Borghezio un altro euroscivolone con il ministro Kyenge

A Bruxelles, l’eurodeputato leghista si rivolge al ministro come a un cittadino congolese: “Lei ha la doppia nazionalità”. Il ministro: “Ne ho una sola: quella italiana”



Prendi l’eurodeputato Mario Borghezio e mettilo al cospetto del Ministro per l’integrazione Cecile Kyenge nel corso di un’audizione al Parlamento Europeo. Fatte le debite tarature psicofisiche è come far sedere Superman di fianco a una cassetta di kryptonite: è quasi sicuro che i punti deboli verranno tutti a galla.

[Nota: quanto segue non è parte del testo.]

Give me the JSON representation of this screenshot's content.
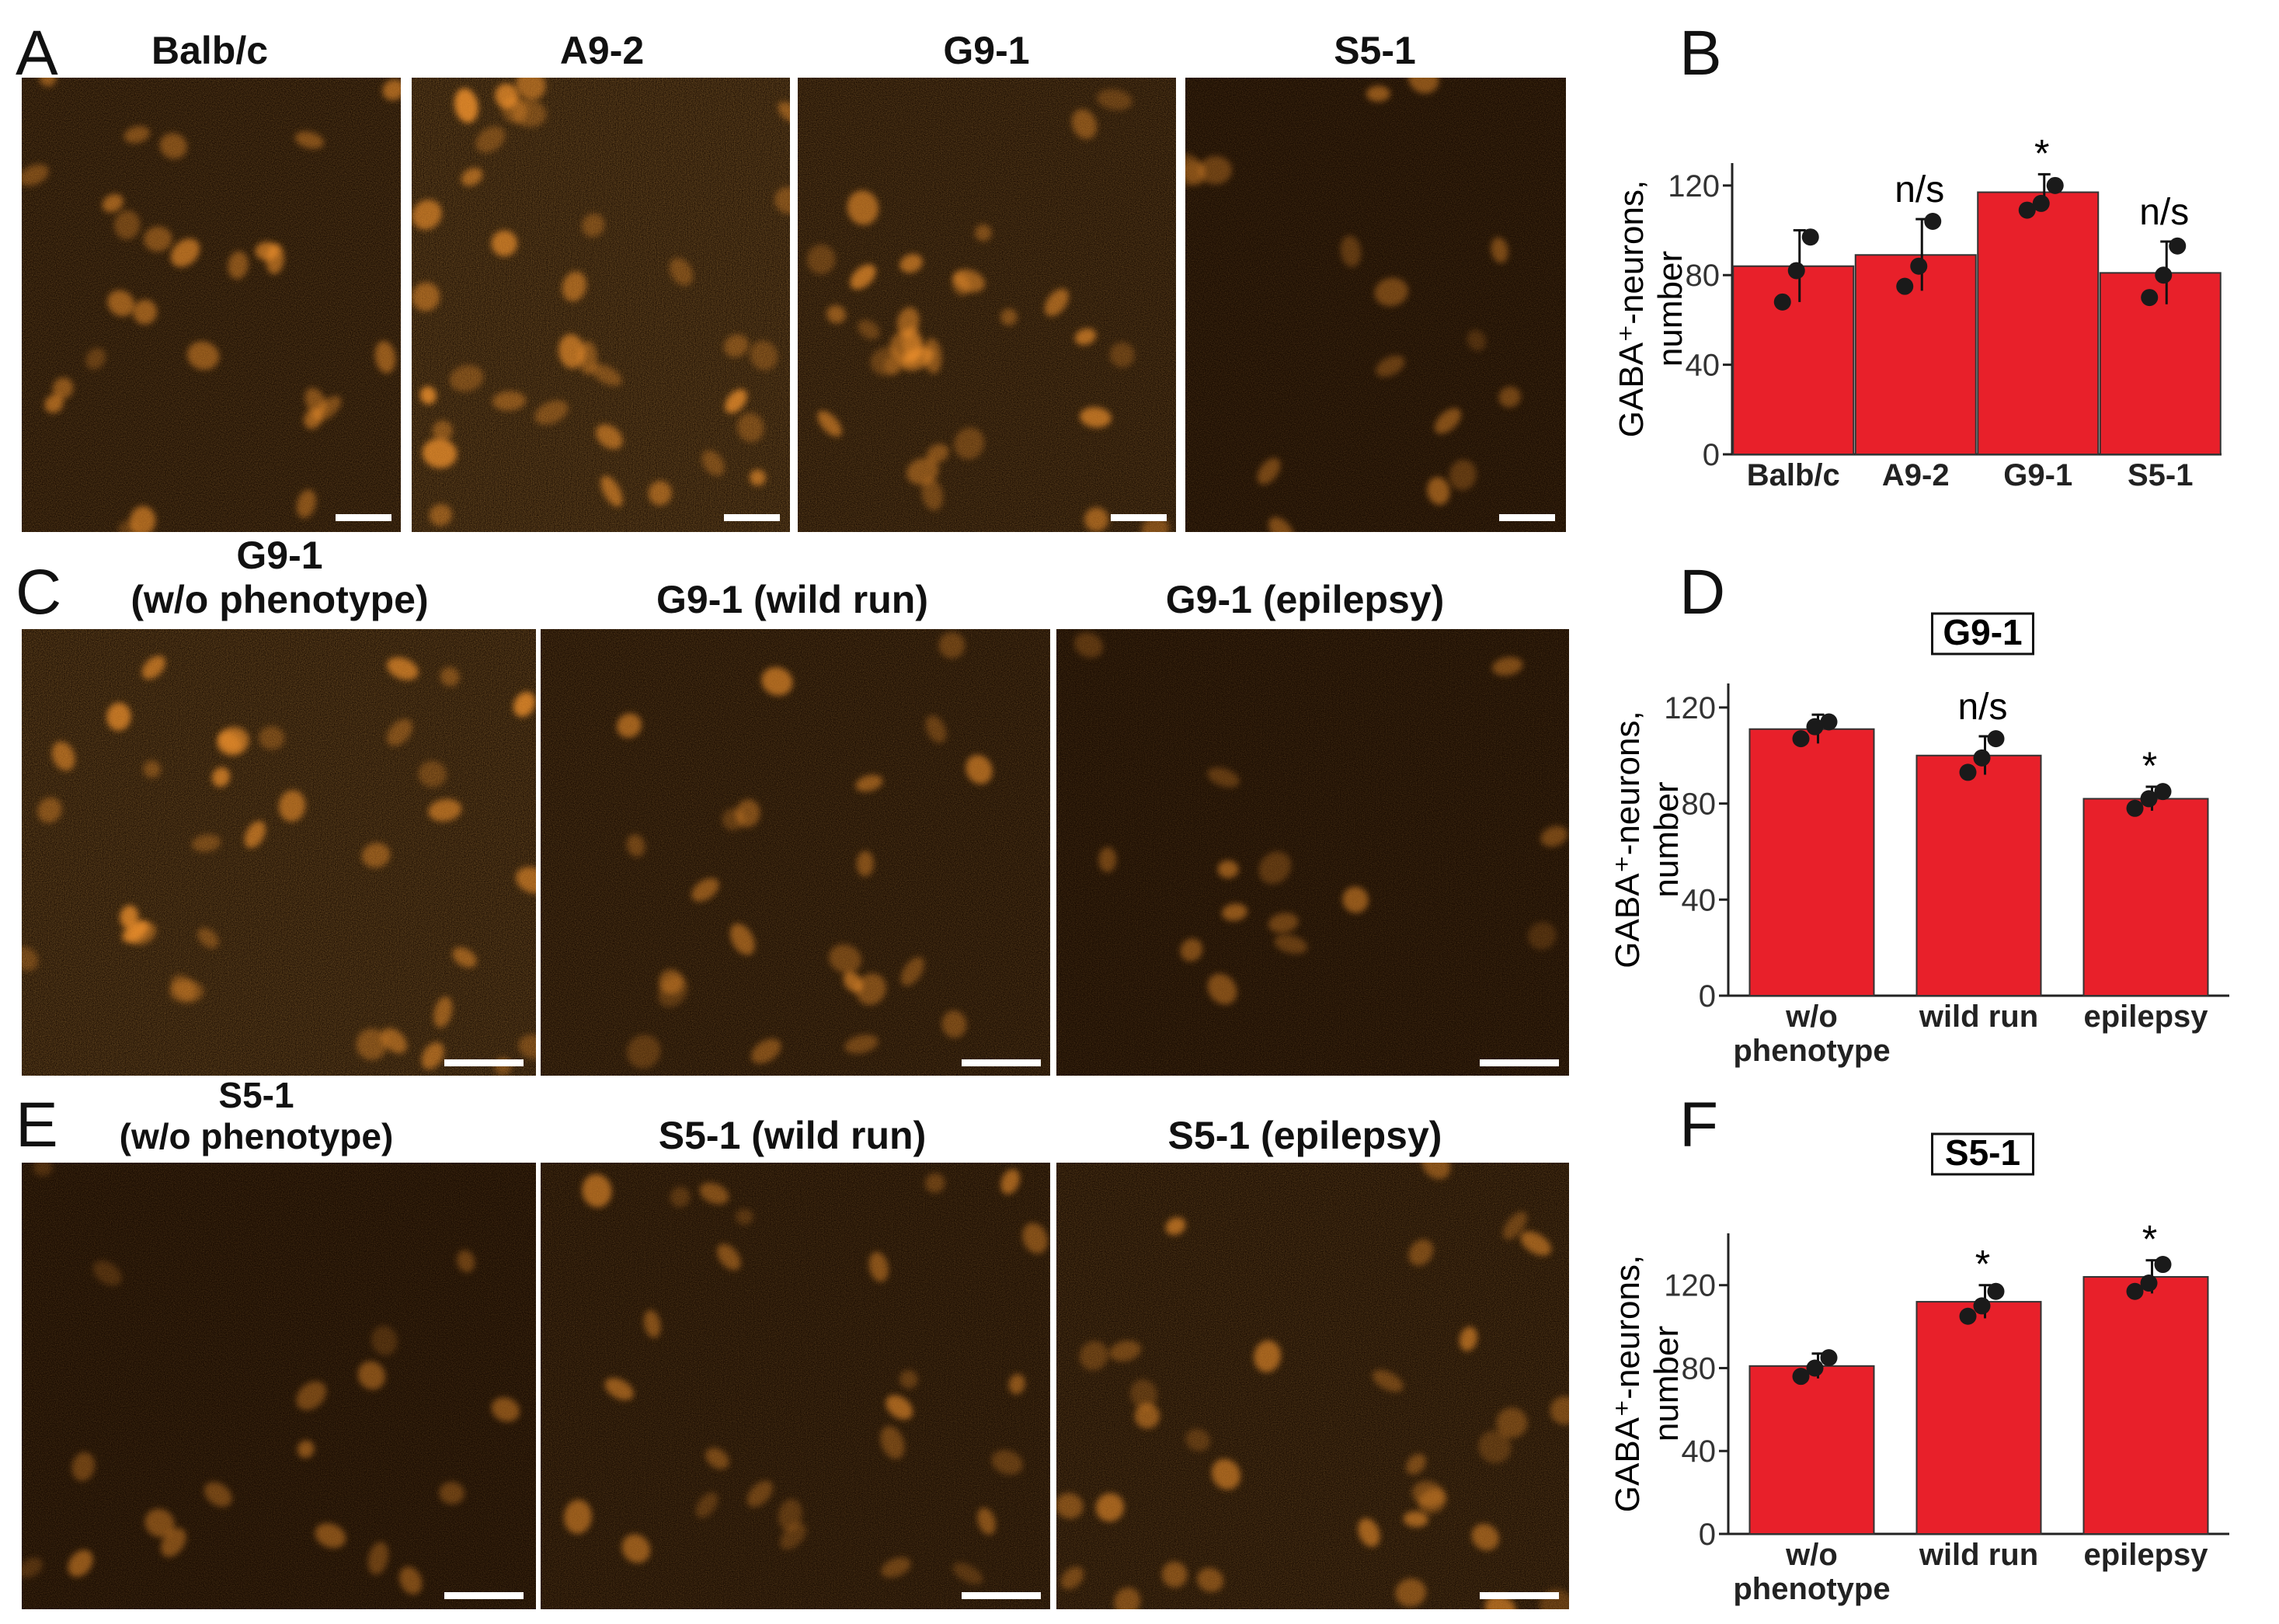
{
  "figure": {
    "panel_letters": [
      "A",
      "B",
      "C",
      "D",
      "E",
      "F"
    ],
    "row_a_titles": [
      "Balb/c",
      "A9-2",
      "G9-1",
      "S5-1"
    ],
    "row_c_titles": [
      {
        "line1": "G9-1",
        "line2": "(w/o phenotype)"
      },
      {
        "line1": "",
        "line2": "G9-1 (wild run)"
      },
      {
        "line1": "",
        "line2": "G9-1 (epilepsy)"
      }
    ],
    "row_e_titles": [
      {
        "line1": "S5-1",
        "line2": "(w/o phenotype)"
      },
      {
        "line1": "",
        "line2": "S5-1 (wild run)"
      },
      {
        "line1": "",
        "line2": "S5-1 (epilepsy)"
      }
    ],
    "bar_color": "#e8202a",
    "image_tint": "#ff9a2e"
  },
  "chart_data": [
    {
      "id": "B",
      "type": "bar",
      "title": "",
      "categories": [
        "Balb/c",
        "A9-2",
        "G9-1",
        "S5-1"
      ],
      "values": [
        84,
        89,
        117,
        81
      ],
      "errors": [
        16,
        16,
        8,
        14
      ],
      "points": [
        [
          68,
          82,
          97
        ],
        [
          75,
          84,
          104
        ],
        [
          109,
          112,
          120
        ],
        [
          70,
          80,
          93
        ]
      ],
      "significance": [
        "",
        "n/s",
        "*",
        "n/s"
      ],
      "ylabel_line1": "GABA⁺-neurons,",
      "ylabel_line2": "number",
      "yticks": [
        0,
        40,
        80,
        120
      ],
      "ylim": [
        0,
        130
      ]
    },
    {
      "id": "D",
      "type": "bar",
      "title": "G9-1",
      "categories": [
        "w/o|phenotype",
        "wild run",
        "epilepsy"
      ],
      "values": [
        111,
        100,
        82
      ],
      "errors": [
        6,
        8,
        5
      ],
      "points": [
        [
          107,
          112,
          114
        ],
        [
          93,
          99,
          107
        ],
        [
          78,
          82,
          85
        ]
      ],
      "significance": [
        "",
        "n/s",
        "*"
      ],
      "ylabel_line1": "GABA⁺-neurons,",
      "ylabel_line2": "number",
      "yticks": [
        0,
        40,
        80,
        120
      ],
      "ylim": [
        0,
        130
      ]
    },
    {
      "id": "F",
      "type": "bar",
      "title": "S5-1",
      "categories": [
        "w/o|phenotype",
        "wild run",
        "epilepsy"
      ],
      "values": [
        81,
        112,
        124
      ],
      "errors": [
        6,
        8,
        8
      ],
      "points": [
        [
          76,
          80,
          85
        ],
        [
          105,
          110,
          117
        ],
        [
          117,
          121,
          130
        ]
      ],
      "significance": [
        "",
        "*",
        "*"
      ],
      "ylabel_line1": "GABA⁺-neurons,",
      "ylabel_line2": "number",
      "yticks": [
        0,
        40,
        80,
        120
      ],
      "ylim": [
        0,
        145
      ]
    }
  ]
}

E dire che, specialmente se rapportate a recenti esternazioni, le premesse dell’intervento dell’eurodeputato leghista erano sembrate all’insegna della conciliazione e del rispetto, tanto della persona che delle istituzioni:

Io le faccio i migliori auguri perché sarebbe importantissimo riuscire a realizzare quello che lei si propone di fare. E da questo punto di vista nessuno come noi e la nostra parte politica è interessato a che lei riesca a fare quello che necessita fare.

Tutto andava per il meglio, si sfiorava l'empatia da libro Cuore, senonché a un certo punto Borghezio è tornato a fare Borghezio:

I dubbi sono sulla strada da seguire, su quelli che possono essere i suoi punti di riferimento e io glieli elenco con la consueta chiarezza e anche lealtà che riconosco da parte sua, oltre alla cortesia che lei ha dimostrato anche nei confronti di chi l’ha attaccata.

Nell’elenco Borghezio infila anche un cenno ai respingimenti in Congo. E qui il ministro Kyenge lo blocca:

Inoltre ho sentito dire nel mio Paese dove le leggi dei respingimenti sono molto più forti. Ricordo che io sono ministro dell’Italia, ministro per l’Integrazione della Repubblica Italiana, per cui io sono qui in qualità di ministra per l’Integrazione della Repubblica Italiana e rispondo in questa veste. E quindi la domanda che riguardava i respingimenti della Repubblica Democratica del Congo forse bisogna porla al ministro della Repubblica Democratica del Congo.

Il ministro Kyenge si adopera reiterando per ben tre volte, nel giro di una manciata di secondi, il concetto. Borghezio, dal canto suo, sembra restare impermeabile a ogni evidenza:

Ma lei ha la doppia nazionalità!

Kyenge ribatte di avere “un solo passaporto, una sola nazionalità” e quando per la quarta volta ribadisce il suo ruolo e la carica di ministro della Repubblica Italiana, Borghezio aggiunge

… che proibisce la poligamia che lei esalta!

Il politico piemontese ci ha abituati a ben più accesi e, diciamo, “coloriti” interventi. Questa volta sembrava quasi sul punto di farcela: iniziare e concludere un intervento restando nel recinto della buona educazione. Ma poi è arrivato il solito scivolone, l’inevitabile gaffe di uno che deve dire sempre qualcosa di leghista.